Friday 1 June 2012

Oooh, faster

Well, after a hair-pulling week (well I need a haircut, and i'm having a break for a few weeks next week) I'm finally getting somewhere with the HD7970. Not just having it crash the machine on me every test run makes for a much better day.

Some of that time was spent trying to track down crashes inside the clsurf code ... but they were all because I didn't notice that it needed images rounded up to 16 pixels wide ... sigh. Oops. Most of the rest was some barrier issues with my new code - it's been a while and I forgot some of the finer points. Getting it working on a CPU driver was a good help there because if you get the barriers wrong you just get nonsense results.

There was also a lot of time wasted rebooting - not only because of the code that crashes the driver, but because it still decides to start returning CL_OUT_OF_HOST_MEMORY all of a sudden. And I didn't realise till last night I can just log out of/back into X to fix this until it happens again. And time wasted verifying my drivers were ok too - which probably was wasted (and now i have a broken dependency map and catalyst libraries splatted over lib64 to boot). And finally I think I found a bug in the AMD driver as well, it's getting a divide-by-zero signal (which causes the jvm to abort!) when using a local worksize < 64 - this isn't something I normally do, but the occasional algorithm benefits from it. It's not too difficult to work around at least.

AAaaaaaanyway ...

I finally have some RANSAC code working on the new card. And it's a screamer.

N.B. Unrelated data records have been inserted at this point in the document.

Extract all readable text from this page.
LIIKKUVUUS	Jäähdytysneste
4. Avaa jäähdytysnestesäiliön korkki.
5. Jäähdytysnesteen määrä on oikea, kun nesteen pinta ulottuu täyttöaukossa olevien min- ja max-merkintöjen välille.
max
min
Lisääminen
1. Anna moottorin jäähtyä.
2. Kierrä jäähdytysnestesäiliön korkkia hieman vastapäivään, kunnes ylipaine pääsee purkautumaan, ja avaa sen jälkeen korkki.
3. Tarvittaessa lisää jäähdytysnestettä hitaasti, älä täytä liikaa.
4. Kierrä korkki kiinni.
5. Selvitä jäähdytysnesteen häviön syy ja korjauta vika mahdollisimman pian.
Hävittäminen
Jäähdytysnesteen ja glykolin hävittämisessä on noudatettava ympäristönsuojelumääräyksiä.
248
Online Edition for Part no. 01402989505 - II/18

I'm getting around 2-3x total performance boost compared to the HD6950 for one run of the RANSAC code. Although I can up the number of RANSAC random probes by 4x and still run about 2x faster (this was not the case with the 6950, 2x probes meant 2x time taken) (so it's about 8x faster then). I thought i'd make a plot of the scalability to see how it does.

The stuff below 40 is pretty much 1.0ms, the ups and down are just sampling noise.

In this case, the number of work-groups per compute unit means the number of jobs queued would mean that many work-groups (wave-fronts) per compute unit. The 7970 has 32 compute units, each work-group does 7 matrices concurrently, so that means 40 on the X axis equates to 8960 RANSAC probes, i.e. solving 8960 9x9 matrices using SVD, and forming the homographic matrix with a couple of 3x3 matrix multiplies on the result takes about 1ms.

So, anything under 9000 checks is wasting resources on this machine.

So whilst writing this post and after doing all the timing i revisited a tiny part of the algorithm - the heaviest bit of the SVD is the error calculation which involves 3 sums of products across all 8 rows. For the HD 6950 I got a 2x speedup by using a simple loop vs a parallel sum - calculate the products in parallel but sum them in series directly in registers, but only in 1 thread of 9. I just noticed the ALU usage was a bit low on the 7970, and I turned back on the parallel sum. Well what do you know, ALU instruction count dropped from 9500 to 5900 and reduced the biggest case above from 2.3ms to 1.7ms (which is closer to a linear scaling anyway).

Sigh, now to debug some older and far more complex code that is not working 100%.